Genesis and the Sumerian King List


Question: The Sumerian King List has longer lives for the kings before the deluge than the kings who lived after the Flood, which certainly ties in with Genesis. However, when I took a look at the Sumerian King List the kings before the Flood lived to be something like 28,000 years or 8 Sars as the Sumerians used to measure their time. Adam and his children lived long lives, 900 years or so, but none of his family made it to 1,000 years old, let alone 28,000 years. Do you know why the Sumerians had such long time spans for their early kings?

Answer: The record passed down to us through Abraham, Moses and the scribes assigned to the task of preserving the Scriptures contains the exact years that Adam and his family lived because Adam was aware of how long he’d been alive.

Adam was raised at close quarters to the Lord God - Yahweh.

The Lord informed Adam and Eve of everything that they needed to know - including the years of Adam's life. "Hear me, you heavens!
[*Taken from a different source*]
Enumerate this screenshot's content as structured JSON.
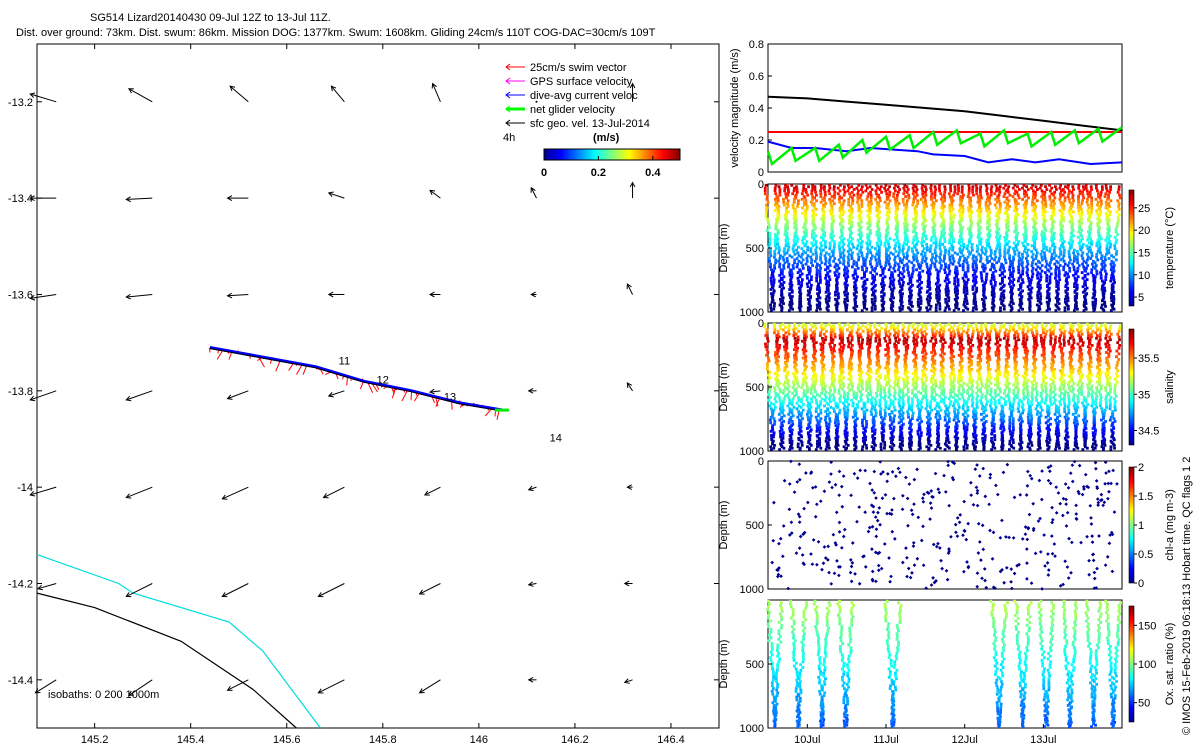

Listen, earth! For the LORD has spoken: 'I reared children and brought them up'" (Isa 1:2).

Seth was aware of how long he'd lived because his father Adam told him, and so too, were all of Adam’s successors right up to the Flood - each one knew his own age.

Yes, out of the ten patriarchs from Adam to Noah, seven of them lived to be over 900 years old. This information was passed along the family line all the way to Abraham and Moses etc. They wrote down the exact amount of years Adam’s family members lived, which we have preserved for us in the Bible.
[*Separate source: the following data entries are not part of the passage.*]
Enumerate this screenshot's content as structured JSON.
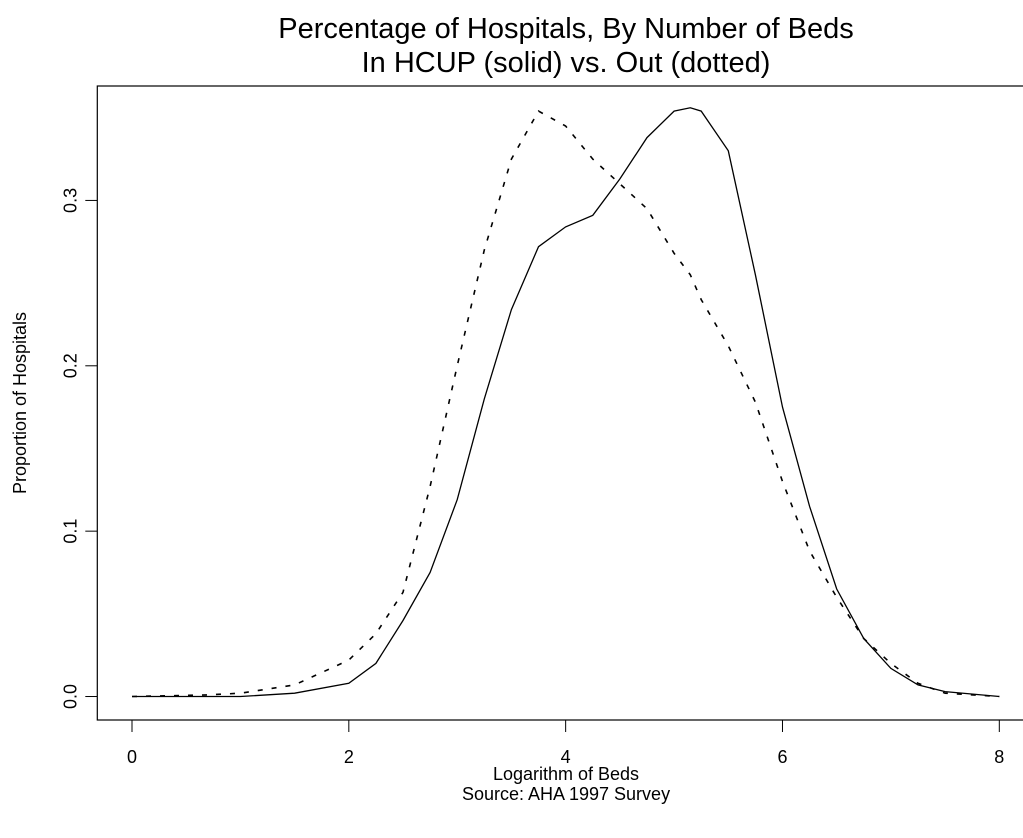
{
  "chart_data": {
    "type": "line",
    "title": [
      "Percentage of Hospitals, By Number of Beds",
      "In HCUP (solid) vs. Out (dotted)"
    ],
    "x_label": [
      "Logarithm of Beds",
      "Source: AHA 1997 Survey"
    ],
    "y_label": "Proportion of Hospitals",
    "x": [
      0,
      0.7,
      1,
      1.5,
      2,
      2.25,
      2.5,
      2.75,
      3,
      3.25,
      3.5,
      3.75,
      4,
      4.25,
      4.5,
      4.75,
      5,
      5.15,
      5.25,
      5.5,
      5.75,
      6,
      6.25,
      6.5,
      6.75,
      7,
      7.25,
      7.5,
      8
    ],
    "series": [
      {
        "color": "#000000",
        "line_style": "solid",
        "values": [
          0,
          0,
          0,
          0.002,
          0.008,
          0.02,
          0.046,
          0.075,
          0.119,
          0.18,
          0.234,
          0.272,
          0.284,
          0.291,
          0.313,
          0.338,
          0.354,
          0.356,
          0.354,
          0.33,
          0.255,
          0.175,
          0.115,
          0.065,
          0.035,
          0.017,
          0.007,
          0.003,
          0
        ]
      },
      {
        "color": "#000000",
        "line_style": "dotted",
        "values": [
          0,
          0.001,
          0.002,
          0.007,
          0.022,
          0.038,
          0.063,
          0.127,
          0.2,
          0.27,
          0.325,
          0.354,
          0.345,
          0.325,
          0.31,
          0.295,
          0.268,
          0.255,
          0.24,
          0.212,
          0.178,
          0.13,
          0.088,
          0.06,
          0.035,
          0.02,
          0.008,
          0.002,
          0
        ]
      }
    ],
    "xlim": [
      -0.32,
      8.32
    ],
    "ylim": [
      -0.0142,
      0.3692
    ],
    "xticks": [
      0,
      2,
      4,
      6,
      8
    ],
    "yticks": [
      {
        "value": 0,
        "label": "0.0"
      },
      0.1,
      0.2,
      0.3
    ]
  }
}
Adam's genetic line to Noah ran alongside the southern Mesopotamian "Ubaid culture 6500–3800 BC" and the "Sumerian civilisation 4500–1900 BC."  However, people from the Ubaid culture and the Sumerians, who had normal life spans, may have found it hard to know exactly how long Adam’s family members were alive.

Adam's descendants may have been thought of as chiefs and kings owing to their long years. From Seth to Lamech, Genesis 5 informs us, were eight generations which seems to coincide with the eight antediluvian kings mentioned in the Sumerian King List. The Sumerian King List splits the list into antediluvian and postdiluvian: "Then the flood swept over" - "After the flood had swept over."
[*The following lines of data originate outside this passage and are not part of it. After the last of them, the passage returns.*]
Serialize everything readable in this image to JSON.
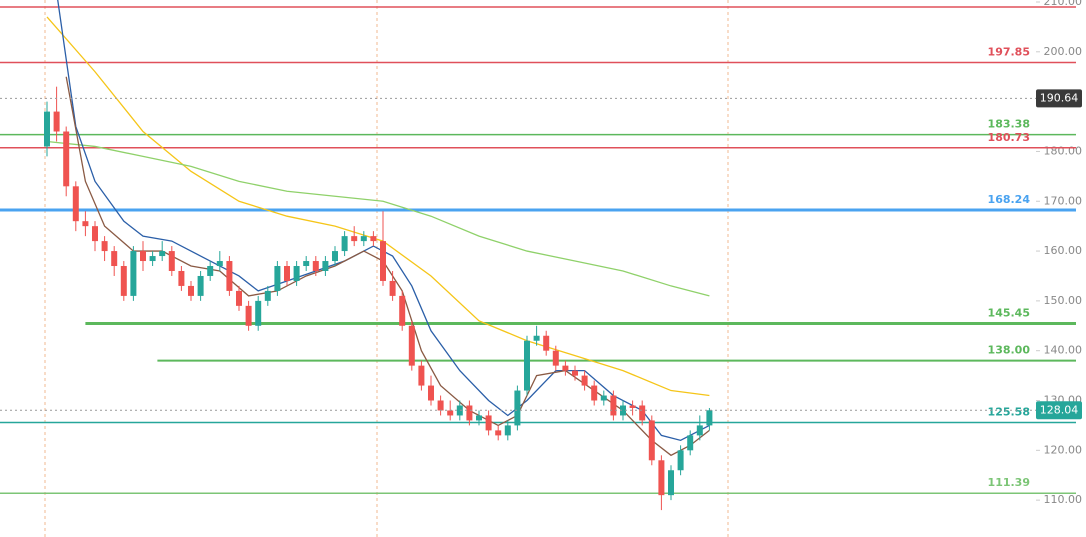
{
  "chart_data": {
    "type": "candlestick",
    "open": [
      181,
      188,
      184,
      173,
      166,
      165,
      162,
      160,
      157,
      151,
      160,
      158,
      159,
      160,
      156,
      153,
      151,
      155,
      157,
      158,
      152,
      149,
      145,
      150,
      152,
      157,
      154,
      157,
      158,
      156,
      158,
      160,
      163,
      162,
      163,
      162,
      154,
      151,
      145,
      137,
      133,
      130,
      128,
      127,
      129,
      126,
      127,
      124,
      123,
      125,
      132,
      142,
      143,
      140,
      137,
      136,
      135,
      133,
      130,
      131,
      127,
      129,
      129,
      126,
      118,
      111,
      116,
      120,
      123,
      125
    ],
    "high": [
      190,
      193,
      185,
      174,
      168,
      166,
      163,
      161,
      158,
      161,
      162,
      160,
      162,
      161,
      157,
      154,
      156,
      158,
      160,
      159,
      153,
      150,
      151,
      153,
      158,
      158,
      158,
      159,
      159,
      159,
      161,
      164,
      165,
      164,
      164,
      168,
      156,
      152,
      146,
      138,
      135,
      131,
      130,
      130,
      130,
      128,
      128,
      125,
      126,
      133,
      143,
      145,
      144,
      141,
      138,
      137,
      136,
      134,
      132,
      132,
      130,
      130,
      130,
      127,
      119,
      117,
      121,
      124,
      127,
      128.5
    ],
    "low": [
      179,
      182,
      171,
      164,
      163,
      160,
      158,
      155,
      150,
      150,
      156,
      157,
      158,
      155,
      152,
      150,
      150,
      154,
      156,
      151,
      148,
      144,
      144,
      149,
      151,
      153,
      153,
      156,
      155,
      155,
      157,
      159,
      161,
      161,
      161,
      153,
      150,
      144,
      136,
      132,
      129,
      127,
      126,
      126,
      125,
      125,
      123,
      122,
      122,
      124,
      131,
      141,
      139,
      136,
      135,
      134,
      132,
      129,
      129,
      126,
      126,
      127,
      125,
      117,
      108,
      110,
      115,
      119,
      122,
      124
    ],
    "close": [
      188,
      184,
      173,
      166,
      165,
      162,
      160,
      157,
      151,
      160,
      158,
      159,
      160,
      156,
      153,
      151,
      155,
      157,
      158,
      152,
      149,
      145,
      150,
      152,
      157,
      154,
      157,
      158,
      156,
      158,
      160,
      163,
      162,
      163,
      162,
      154,
      151,
      145,
      137,
      133,
      130,
      128,
      127,
      129,
      126,
      127,
      124,
      123,
      125,
      132,
      142,
      143,
      140,
      137,
      136,
      135,
      133,
      130,
      131,
      127,
      129,
      128.5,
      126,
      118,
      111,
      116,
      120,
      123,
      125,
      128.04
    ],
    "up_color": "#26a69a",
    "down_color": "#ef5350",
    "ylim": [
      102.6,
      210.4
    ],
    "yticks": [
      {
        "value": 110,
        "label": "110.00"
      },
      {
        "value": 120,
        "label": "120.00"
      },
      {
        "value": 130,
        "label": "130.00"
      },
      {
        "value": 140,
        "label": "140.00"
      },
      {
        "value": 150,
        "label": "150.00"
      },
      {
        "value": 160,
        "label": "160.00"
      },
      {
        "value": 170,
        "label": "170.00"
      },
      {
        "value": 180,
        "label": "180.00"
      },
      {
        "value": 190,
        "label": "190.00"
      },
      {
        "value": 200,
        "label": "200.00"
      },
      {
        "value": 210,
        "label": "210.00"
      }
    ],
    "levels": [
      {
        "value": 209,
        "color": "#e0505a"
      },
      {
        "value": 197.85,
        "label": "197.85",
        "color": "#e0505a"
      },
      {
        "value": 183.38,
        "label": "183.38",
        "color": "#5cb85c"
      },
      {
        "value": 180.73,
        "label": "180.73",
        "color": "#e0505a"
      },
      {
        "value": 168.24,
        "label": "168.24",
        "color": "#4aa3f0",
        "width": 3
      },
      {
        "value": 145.45,
        "label": "145.45",
        "color": "#5cb85c",
        "width": 3,
        "from": 4
      },
      {
        "value": 138,
        "label": "138.00",
        "color": "#5cb85c",
        "width": 2,
        "from": 11.5
      },
      {
        "value": 125.58,
        "label": "125.58",
        "color": "#26a69a"
      },
      {
        "value": 111.39,
        "label": "111.39",
        "color": "#7cc576"
      }
    ],
    "moving_averages": [
      {
        "color": "#f5c518",
        "x": [
          0,
          5,
          10,
          15,
          20,
          25,
          30,
          35,
          40,
          45,
          50,
          55,
          60,
          65,
          69
        ],
        "values": [
          207,
          196,
          184,
          176,
          170,
          167,
          165,
          162,
          155,
          146,
          142,
          139,
          136,
          132,
          131
        ]
      },
      {
        "color": "#8fd16a",
        "x": [
          0,
          5,
          10,
          15,
          20,
          25,
          30,
          35,
          40,
          45,
          50,
          55,
          60,
          65,
          69
        ],
        "values": [
          182,
          181,
          179,
          177,
          174,
          172,
          171,
          170,
          167,
          163,
          160,
          158,
          156,
          153,
          151
        ]
      },
      {
        "color": "#2b5fa8",
        "x": [
          1,
          3,
          5,
          8,
          10,
          13,
          16,
          20,
          22,
          25,
          28,
          31,
          34,
          36,
          38,
          40,
          43,
          46,
          48,
          50,
          53,
          56,
          59,
          62,
          64,
          66,
          69
        ],
        "values": [
          212,
          185,
          174,
          166,
          163,
          162,
          159,
          155,
          152,
          154,
          156,
          158,
          161,
          159,
          153,
          144,
          136,
          130,
          127,
          130,
          136,
          136,
          131,
          128,
          123,
          122,
          125
        ]
      },
      {
        "color": "#8a5a44",
        "x": [
          2,
          4,
          6,
          9,
          12,
          15,
          18,
          21,
          24,
          27,
          30,
          33,
          35,
          37,
          39,
          41,
          44,
          47,
          49,
          51,
          54,
          57,
          60,
          63,
          65,
          67,
          69
        ],
        "values": [
          195,
          174,
          165,
          160,
          160,
          157,
          156,
          151,
          152,
          155,
          157,
          160,
          158,
          152,
          140,
          133,
          128,
          125,
          127,
          135,
          136,
          132,
          128,
          122,
          119,
          121,
          124
        ]
      }
    ],
    "markers": [
      {
        "value": 190.64,
        "color": "#3a3a3a"
      },
      {
        "value": 128.04,
        "color": "#26a69a"
      }
    ]
  }
}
Adam lived to be 930 years old, that means if the average Sumerian man lived 75 years there would have been 12 generations of Sumerians during Adam’s lifetime. Adam may or may not have shared with the local Sumerian people how long he’d been alive. Let’s say that Adam only told his son Seth and Seth only told his son Enosh and so on all the way to Abraham and Moses who recorded the precise information. That means the Sumerians would have to get the information of how long Adam had been alive from their own fathers who got it from their fathers and so on. If that was so, then the exact years Adam had lived, according to the local Sumerians, may not be anywhere near as accurate as the information that was passed through Adam’s family itself.

The Sumerians knew Adam and his family lived long, but how long, was not so easy for them to quantify. The method they had of measuring time using Sars plays an important role too. Strictly speaking a Sar is 3,600 years. But Irving Finkel, who is an Assyriologist at the British Museum, explains that although Sar means 3,600 the Mesopotamians could use it to mean any number which is large. For instance, today we use the word “myriad” to mean any number which is massive; although strictly speaking myriad means 10,000. The Sumerians might say, “may the moon god keep you well for a Sar, (3,600 years),” which means may you enjoy good health for a long time. Or we may say, “I looked up at the night-time sky and saw myriads of stars." Both examples mean many.             

So to sum up: The exact record is preserved in Genesis but the Sumerian King List may give us glimpses of how other generations who were living at the same time passed the information on to their children. A Sumerian father may say to his son, "I’m not exactly sure how long the chief of Eridu has been alive but he was alive when my grandfather was, and his grandfather before him." So when it was written down in the Sumerian King List several Sars were assigned to the kings before the Flood, to show the enormity rather than the accuracy of their length of life.